Le Parrandas della Regione Centrale di Cuba sono state dichiarate Patrimonio Culturale Immateriale dell’Umanità, nella 13ª Sessione del Comitato del Patrimonio Immateriale della UNESCO, riunito in questi giorni e sino al 1º dicembre nelle Is,ole Mauricio.
La notizia è stata offerta a Granma da Rafael Lara, Metodologo Nazionale della Cultura Popolare Tradizionale del Consiglio Nazionale delle Case di Cultura e vicepresidente della Commissione Nazionale del Patrimonio Culturale Immateriale (MINCULT), che ha riferito che questo Comitato ha ricevuto 40 proposte da esaminare per la possibile iscrizione nella Lista Rappresentativa del Patrimonio Culturale Immateriale della UNESCO, tra le quali sono stati scelti con le Parrandas altri fenomeni culturali come vincitori.

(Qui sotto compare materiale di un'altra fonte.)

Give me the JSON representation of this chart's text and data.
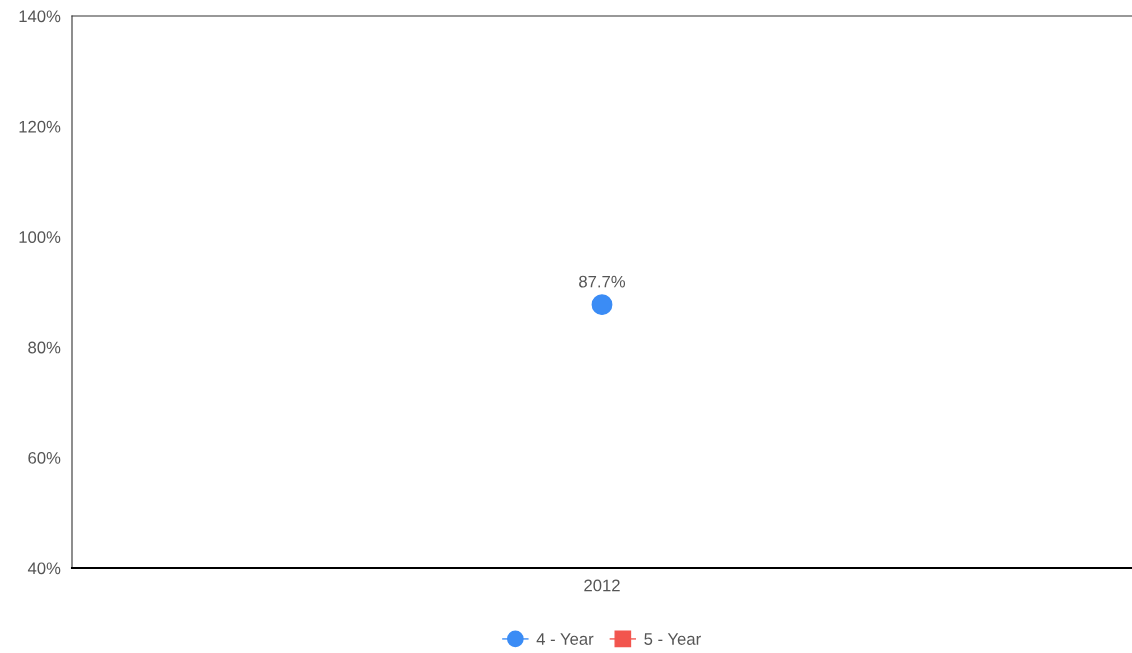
{
  "chart_data": {
    "type": "line",
    "categories": [
      "2012"
    ],
    "series": [
      {
        "name": "4 - Year",
        "color": "#3b8cf5",
        "values": [
          87.7
        ],
        "marker": "circle",
        "value_labels": [
          "87.7%"
        ]
      },
      {
        "name": "5 - Year",
        "color": "#f2554e",
        "values": [
          null
        ],
        "marker": "square"
      }
    ],
    "ylim": [
      40,
      140
    ],
    "yticks": [
      {
        "value": 40,
        "label": "40%"
      },
      {
        "value": 60,
        "label": "60%"
      },
      {
        "value": 80,
        "label": "80%"
      },
      {
        "value": 100,
        "label": "100%"
      },
      {
        "value": 120,
        "label": "120%"
      },
      {
        "value": 140,
        "label": "140%"
      }
    ],
    "grid": false,
    "legend": "bottom"
  }
}
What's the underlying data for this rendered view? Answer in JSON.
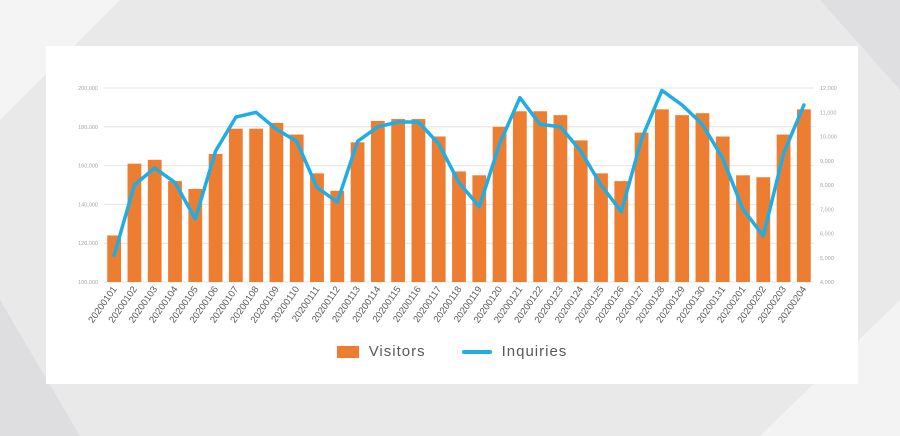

La proposta delle Parrandas della Regione Centrale di Cuba è stata consegnata alla UNESCO nel marzo di quest’anno da parte della Commissione Nazionale di Salvaguardia del Patrimonio Culturale Immateriale del Ministero di Cultura.
«Dal  2016 sono stati organizzati seminari di sensibilizzazione con la partecipazione dei “parranderos” delle 18 comunità “parrandili” esistenti; accompagnati da esperti e dalla comunità accademica per facilitare il processo», ha spiegato Lara a Granma.
Sulle Parrandas della Regione Centrale, ha aggiunto Lara, «siamo convinti tutti che si tratta di un fenomeno nettamente popolare e radicato, riconosciuto da diverse comunità, e costituisce una necessità vitale di tipo familiare, vicinale, sociale e comunitaria per ognuno dei suoi abitanti ed è un’espressione del  Patrimonio Culturale Vivo autentico; solo di Cuba,  che non s’incontra in un altro luogo del mondo. è unico anche per la sua lucidità e per il suo dinamismo, la sua diversità tematica e etnodemografica, i mestieri e gli elementi d’identità per i suoi valori aggregati, per facilitare il senso di continuità nelle nuove generazioni, per il suo senso di collettività e inclusione, per la resistenza durata da quasi 200 anni e per l’impegno di mantenere viva una tradizione. ( GM – Granma Int.)